Arthur R. Lehman, L.L.C.

Elements of a tortious interference claim

As most people across the country know, coming to an agreement with another person can sometimes be very difficult. In business matters when minute details are incredibly important and different businessmen are trying to insert provisions for their profit, it is even more difficult. When New York businessmen finally agree on terms are about to formalize their agreement, it is incredibly frustrating when another company, in the name of competition, steps in and interferes with their pre-contractual agreement. In order to bar such tortious interference, courts may be able to step in.

The business tort of tortious interference comes in different forms, but the most common is probably tortious interference with contractual relations. This could be by offering prices below the market price or make it impossible for the person to continue performing, such as refusing to transport goods. In addition to this, someone could also blackmail another party into violating the contract.

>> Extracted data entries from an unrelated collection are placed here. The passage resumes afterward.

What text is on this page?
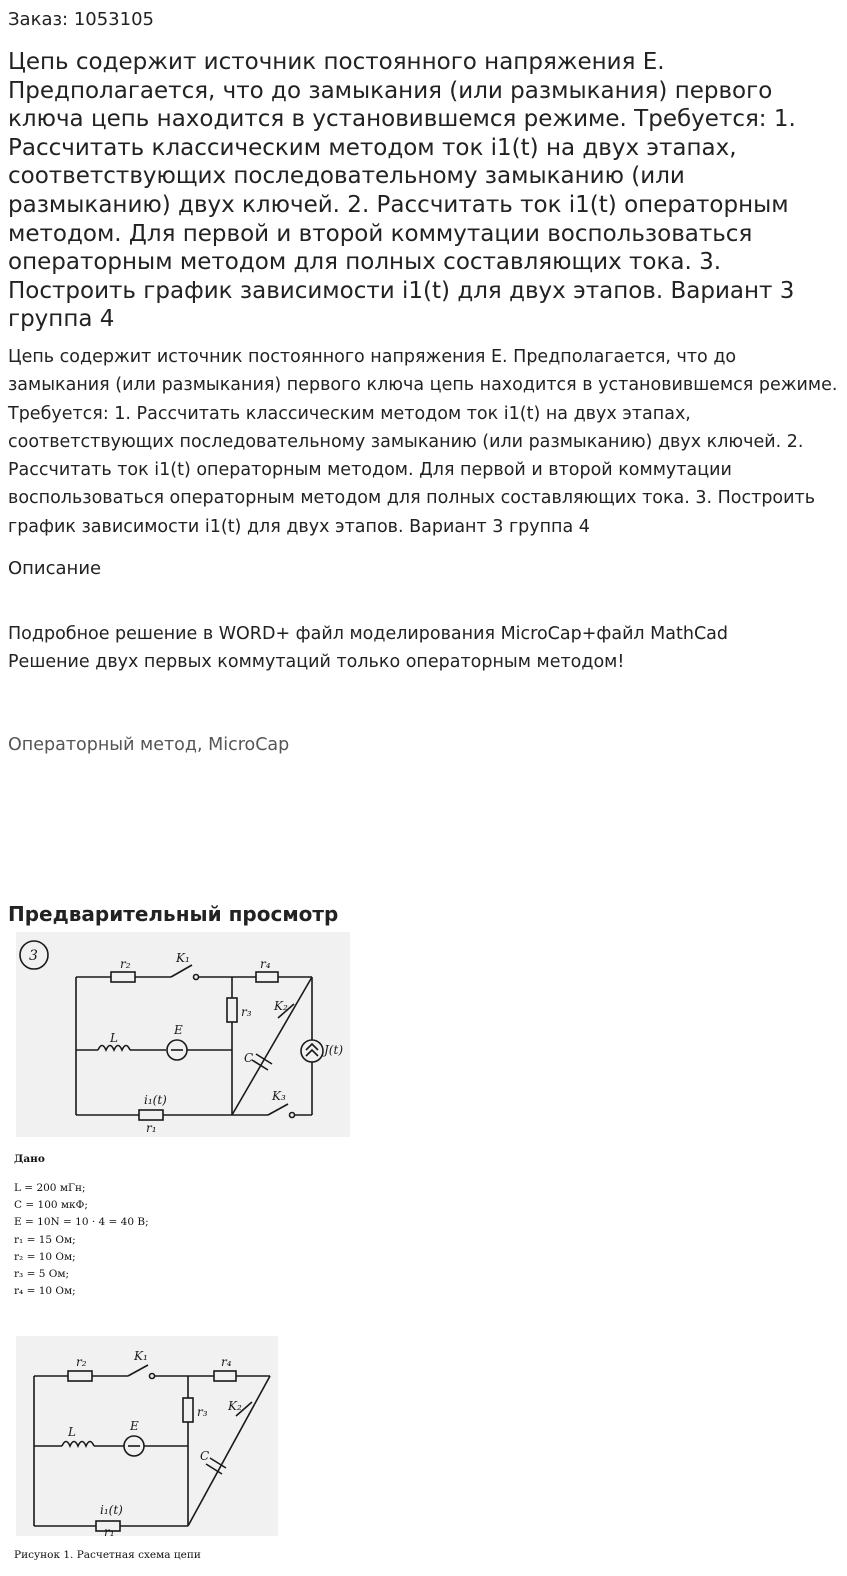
Заказ: 1053105
Цепь содержит источник постоянного напряжения E. Предполагается, что до замыкания (или размыкания) первого ключа цепь находится в установившемся режиме. Требуется: 1. Рассчитать классическим методом ток i1(t) на двух этапах, соответствующих последовательному замыканию (или размыканию) двух ключей. 2. Рассчитать ток i1(t) операторным методом. Для первой и второй коммутации воспользоваться операторным методом для полных составляющих тока. 3. Построить график зависимости i1(t) для двух этапов. Вариант 3 группа 4
Цепь содержит источник постоянного напряжения E. Предполагается, что до замыкания (или размыкания) первого ключа цепь находится в установившемся режиме. Требуется: 1. Рассчитать классическим методом ток i1(t) на двух этапах, соответствующих последовательному замыканию (или размыканию) двух ключей. 2. Рассчитать ток i1(t) операторным методом. Для первой и второй коммутации воспользоваться операторным методом для полных составляющих тока. 3. Построить график зависимости i1(t) для двух этапов. Вариант 3 группа 4
Описание
Подробное решение в WORD+ файл моделирования MicroCap+файл MathCad
Решение двух первых коммутаций только операторным методом!
Операторный метод, MicroCap
Предварительный просмотр
3	r₂	K₁	r₄
r₃ K₂
L
E
C
J(t)
i₁(t)
r₁
K₃
Дано
L = 200 мГн;
C = 100 мкФ;
E = 10N = 10 · 4 = 40 В;
r₁ = 15 Ом;
r₂ = 10 Ом;
r₃ = 5 Ом;
r₄ = 10 Ом;
r₂	K₁	r₄
r₃ K₂
L	E
C
i₁(t)
r₁
Рисунок 1. Расчетная схема цепи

To prove the claim of intentional interference, the burden is on the plaintiff rather than the defendant. This means the plaintiff must prove that there was a valid contract in existence and that the defendant had knowledge of the contract. Also, it must be shown that the defendant acted intentionally and improperly and that the defendant's actions injured the plaintiff.

Proving or disproving these elements may require dealing with complicated legalities and since it is in businessmen's interests to resolve these business disputes as soon as possible, it may be in their best interest to consult an experienced professional that can provide legal assistance, which this post cannot.